11. The method according to claim 4, wherein the dynamic range of
said at least one gain value is limited to a predetermined value at
least for the lower ones of said frequency bands.
12. The method according to claim 1, wherein said state information
is coded according to one of several coding schemes, the coding
scheme being selected at least partly depending on which one of
said spectral first channel signal (L.sub.MDCT) and said spectral
second channel signal (R.sub.MDCT) is more frequently dominant in
all of said frequency bands.
13. The method according to claim 1, wherein channel weights are
calculated for said spectral first channel signal (L.sub.MDCT) and
for said spectral second channel signal (R.sub.MDCT) separately for
each of said frequency bands based on the levels of spectral
samples in said spectral channel signals (L.sub.MDCT,R.sub.MDCT),
and wherein the presence of a dominance in a particular one of said
frequency bands is assumed in case the ratio between the higher
channel weight resulting for said frequency band and the lower
channel weight resulting for said frequency band reaches or exceeds
a predetermined threshold value.
14. The method according to claim 1, further comprising generating
a reconstructed spectral first channel signal ({tilde over
(L)}.sub.f) and a reconstructed spectral second channel signal
({tilde over (R)}.sub.f) based on said state information and on a
mono channel version of said first channel signal (L) and said
second channel signal (R); and generating and providing for those
frequency bands, for which said state information indicates that
one of said channel signals (L,R) is dominant, an enhancement
information which reflects on a sample basis the difference between
said reconstructed spectral first and second channel signals
({tilde over (L)}.sub.f, {tilde over (R)}.sub.f) on the one hand
and said original spectral first and second channel signals on the
other hand.
15. The method according to claim 14, wherein generating said
enhancement information comprises quantizing said difference on a
frequency band basis sample-by-sample to a predetermined range by
adjusting a quantization gain for the respective frequency band,
said quantizing resulting in quantized spectral enhancement
samples, wherein said quantization gain employed for a respective
frequency band are provided as part of said enhancement
information.
16. The method according to claim 15, wherein said quantized
spectral enhancement samples are provided for said enhancement
information only for those frequency bands for which quantized
spectral enhancement samples having non-zero values are available
and which frequency bands require a quantization gain exceeding a
specific threshold, an identification of those frequency bands for
which said quantized spectral enhancement samples are provided for
said enhancement information being provided as part of said
enhancement information.
17. The method according to claim 15, wherein generating said
enhancement information further comprises assigning said quantized
spectral enhancement samples in groups of a predetermined number of
samples to a respective codebook index, said codebook indices being
provided as part of said enhancement information.

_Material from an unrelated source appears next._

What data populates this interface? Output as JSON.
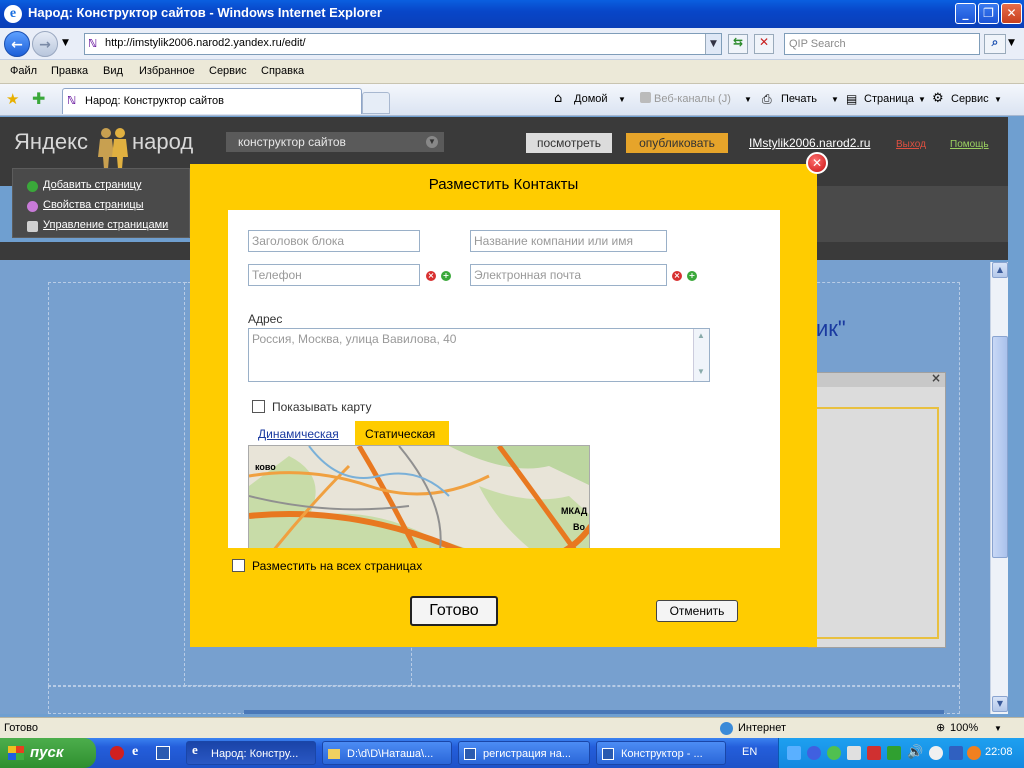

18. The method according to claim 17, wherein a respective codebook
index is assigned only to those groups of quantized spectral
enhancement samples, which comprise at least one quantized spectral
enhancement sample having a value unequal to zero.
19. The method according to claim 14, further comprising providing
an information on a bitrate employed for providing at least said
state information and said enhancement information, said
information on said bitrate being provided as part of said
enhancement information.
20. The method according to claim 1, wherein said first channel
signal (L) is a left channel signal of a stereo audio signal and
wherein said second channel signal (R) is a right channel signal of
said stereo audio signal.
21. A method for supporting a multichannel audio extension at a
decoding end of a multichannel audio coding system, said method
comprising: transforming a received mono audio signal (M) into the
frequency domain, resulting in a spectral mono audio signal; and
generating a spectral first channel signal (L.sub.MDCT, {tilde over
(L)}.sub.f) and a spectral second channel signal (R.sub.MDCT,
{tilde over (R)}.sub.f) out of said spectral mono audio signal by
weighting said spectral mono audio signal separately in each of a
plurality of adjacent frequency bands for each of said spectral
first channel signal (L.sub.MDCT, {tilde over (L)}.sub.f) and said
spectral second channel signal (R.sub.MDCT, {tilde over (R)}.sub.f)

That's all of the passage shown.